Agentic AI is already attending meetings — to listen, summarise, take decisions, and trigger action points. Zoom’s own expansion of its agentic platform, announced in March, described AI systems that turn conversations into completed business outcomes without human follow-through. Digital twins that represent your viewpoint in meetings you didn’t attend are not a speculative capability; they are a current product roadmap item.

This creates a paradox at the centre of the “Verified Human” concept. Enterprises are simultaneously trying to ensure that the people on their calls are real humans and are deploying AI agents to attend calls where human participation would otherwise be expected. Both things are happening at once, sometimes within the same organisation, and the governance frameworks to handle the resulting ambiguity are continually playing catchup.

Threat actors are now using AI to join calls, request IT support, and reset passwords, operating in ways that are behaviourally indistinguishable from legitimate automated agents. The attack surface is not just deepfake humans. It is the difficulty of distinguishing between a sanctioned AI agent, an impersonating AI agent, and a real human — in real time, at enterprise scale.
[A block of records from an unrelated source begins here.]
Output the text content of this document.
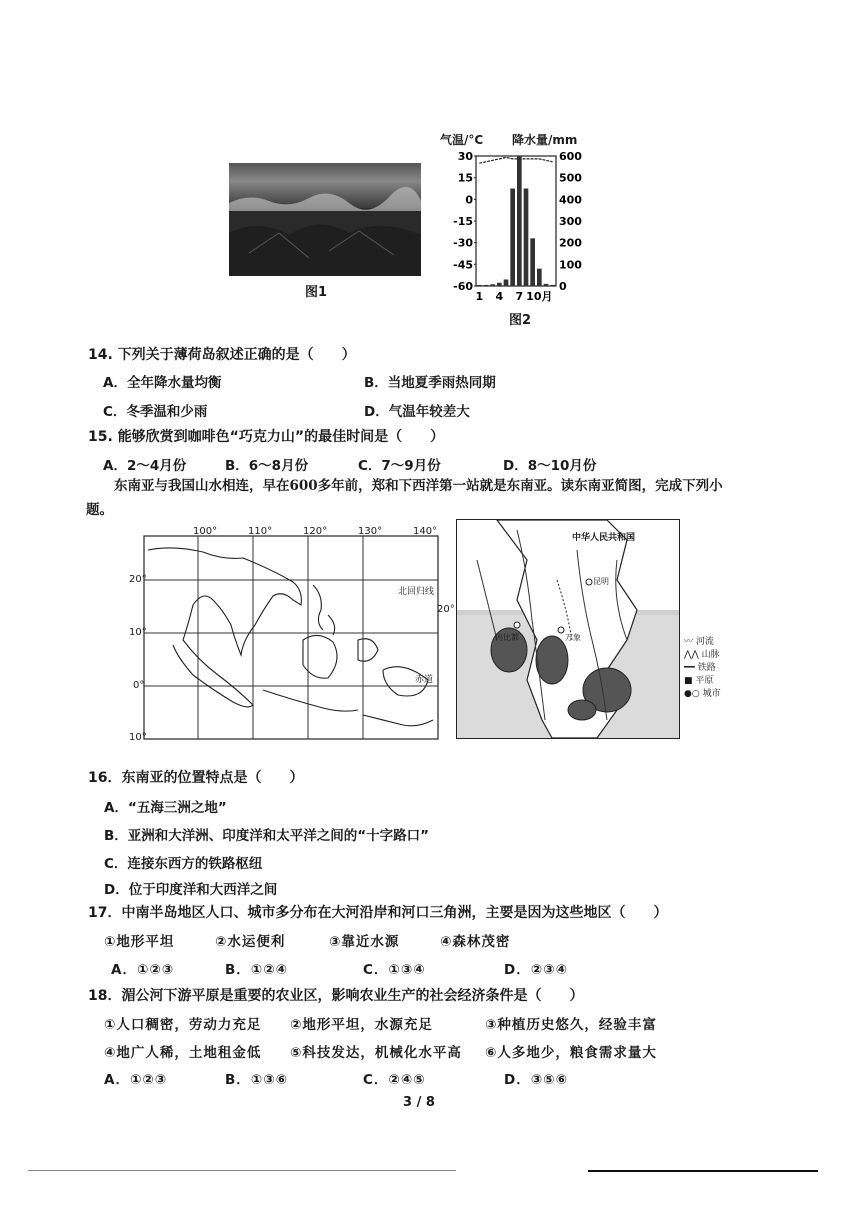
图1
气温/°C 降水量/mm
30
15
0
-15
-30
-45
-60
600
500
400
300
200
100
0
1 4 7 10月
图2
14. 下列关于薄荷岛叙述正确的是（　　）
A．全年降水量均衡	B．当地夏季雨热同期
C．冬季温和少雨	D．气温年较差大
15. 能够欣赏到咖啡色“巧克力山”的最佳时间是（　　）
A．2～4月份	B．6～8月份	C．7～9月份	D．8～10月份
东南亚与我国山水相连，早在600多年前，郑和下西洋第一站就是东南亚。读东南亚简图，完成下列小题。
100°	110°	120°	130°	140°
20°
10°
0°
10°
北回归线
赤道
中华人民共和国
昆明
内比都	万象
20°
〰 河流
⋀⋀ 山脉
━━ 铁路
■ 平原
●○ 城市
16．东南亚的位置特点是（　　）
A．“五海三洲之地”
B．亚洲和大洋洲、印度洋和太平洋之间的“十字路口”
C．连接东西方的铁路枢纽
D．位于印度洋和大西洋之间
17．中南半岛地区人口、城市多分布在大河沿岸和河口三角洲，主要是因为这些地区（　　）
①地形平坦	②水运便利	③靠近水源	④森林茂密
A．①②③	B．①②④	C．①③④	D．②③④
18．湄公河下游平原是重要的农业区，影响农业生产的社会经济条件是（　　）
①人口稠密，劳动力充足 ②地形平坦，水源充足	③种植历史悠久，经验丰富
④地广人稀，土地租金低 ⑤科技发达，机械化水平高 ⑥人多地少，粮食需求量大
A．①②③	B．①③⑥	C．②④⑤	D．③⑤⑥
3 / 8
What enterprises are actually doing

The response from security-conscious organisations has so far been fragmented. Some are requiring verification for any call involving financial authorisation — a phone call to a known number before any transfer is confirmed etc. Others are introducing multi-step authentication protocols that must be completed before certain categories of meeting can proceed. A smaller number are beginning to build identity governance frameworks that treat AI agents and humans as distinct but equally governed participants, each with defined permissions, audit trails, and access limitations.

The challenge is that most enterprises are deploying AI agents into their collaboration infrastructure faster than they are building the frameworks to govern them. Zoom’s agentic platform expansion, Copilot’s attendance at meetings, the proliferation of numerous AI notetakers and workflow agents — all of this is happening in organisations where the identity question has not been resolved. Who authorised this agent to be here? What is it permitted to do with what it hears? How do we know it has not been compromised? These are the same governance questions we covered in the context of AgentOps, applied to a different use case.
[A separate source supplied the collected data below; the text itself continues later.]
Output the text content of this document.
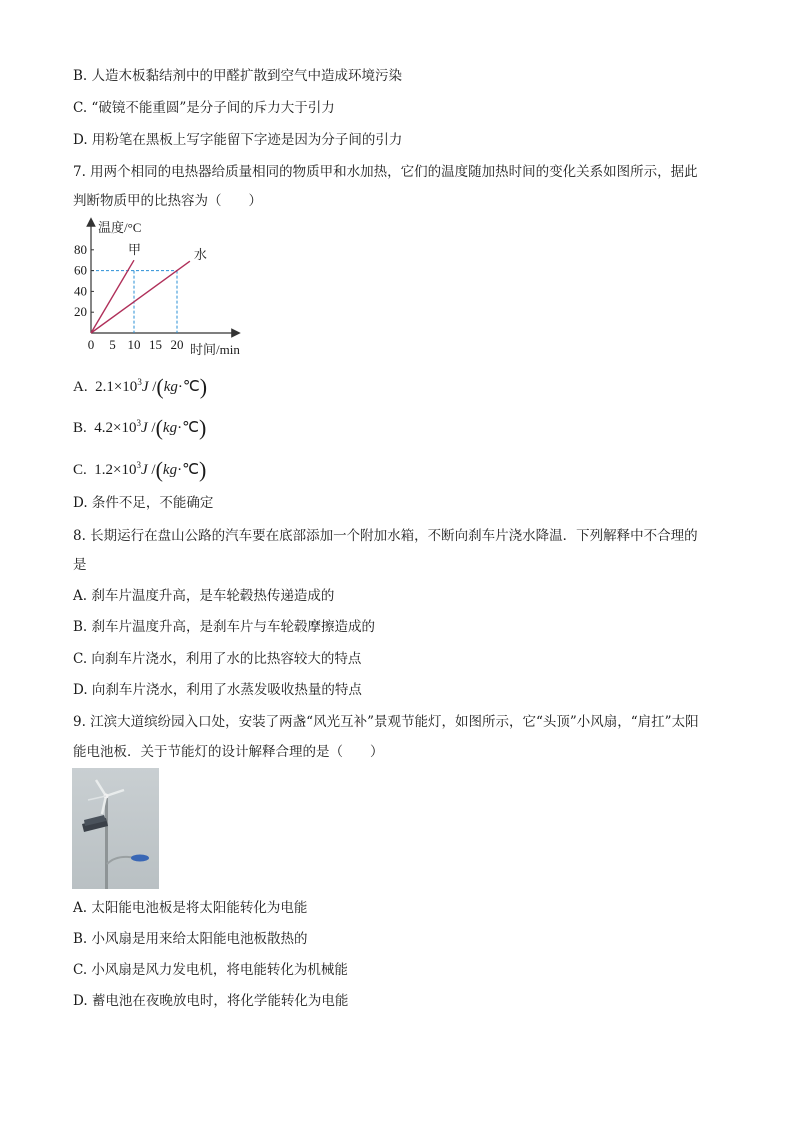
B. 人造木板黏结剂中的甲醛扩散到空气中造成环境污染
C. “破镜不能重圆”是分子间的斥力大于引力
D. 用粉笔在黑板上写字能留下字迹是因为分子间的引力
7. 用两个相同的电热器给质量相同的物质甲和水加热，它们的温度随加热时间的变化关系如图所示，据此
判断物质甲的比热容为（　　）
温度/°C
时间/min
0 5 10 15 20
20
40
60
80	甲	水
A. $2.1\times 10^3J$ /(kg·℃)
B. $4.2\times 10^3J$ /(kg·℃)
C. $1.2\times 10^3J$ /(kg·℃)
D. 条件不足，不能确定
8. 长期运行在盘山公路的汽车要在底部添加一个附加水箱，不断向刹车片浇水降温．下列解释中不合理的
是
A. 刹车片温度升高，是车轮毂热传递造成的
B. 刹车片温度升高，是刹车片与车轮毂摩擦造成的
C. 向刹车片浇水，利用了水的比热容较大的特点
D. 向刹车片浇水，利用了水蒸发吸收热量的特点
9. 江滨大道缤纷园入口处，安装了两盏“风光互补”景观节能灯，如图所示，它“头顶”小风扇，“肩扛”太阳
能电池板．关于节能灯的设计解释合理的是（　　）
A. 太阳能电池板是将太阳能转化为电能
B. 小风扇是用来给太阳能电池板散热的
C. 小风扇是风力发电机，将电能转化为机械能
D. 蓄电池在夜晚放电时，将化学能转化为电能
The verification arms race

Zoom’s integration with World is a reasonable response to the immediate problem: a high-assurance option for calls where the cost of impersonation is measured in seven figures. The limitation is practical — World ID requires iris scanning via a physical Orb device, and the network covers around 18 million users in a world where Zoom has hundreds of millions. For most meetings, it will remain a niche feature for specific high-stakes scenarios. And World itself carries regulatory baggage, with data protection authorities in Spain, Germany, the Philippines, and elsewhere having taken action over its data collection practices.

The deeper issue is that we are heading toward a future in which video calls (a default in remote work today) may routinely include a mix of humans, sanctioned AI agents, and potential imposters — and the infrastructure for distinguishing between them reliably does not exist yet. The Verified Human badge is a start, but what enterprises actually need is a Verified Participant framework: one that handles humans and agents with equal rigour, documents who and what was present, and creates an audit trail that holds up when something goes wrong.

That’s not a product announcement it’s an unsolved architectural problem. The organisations that start treating it as such now, rather than waiting for a $25 million lesson, are the ones that will be better positioned as the agentic workforce grows.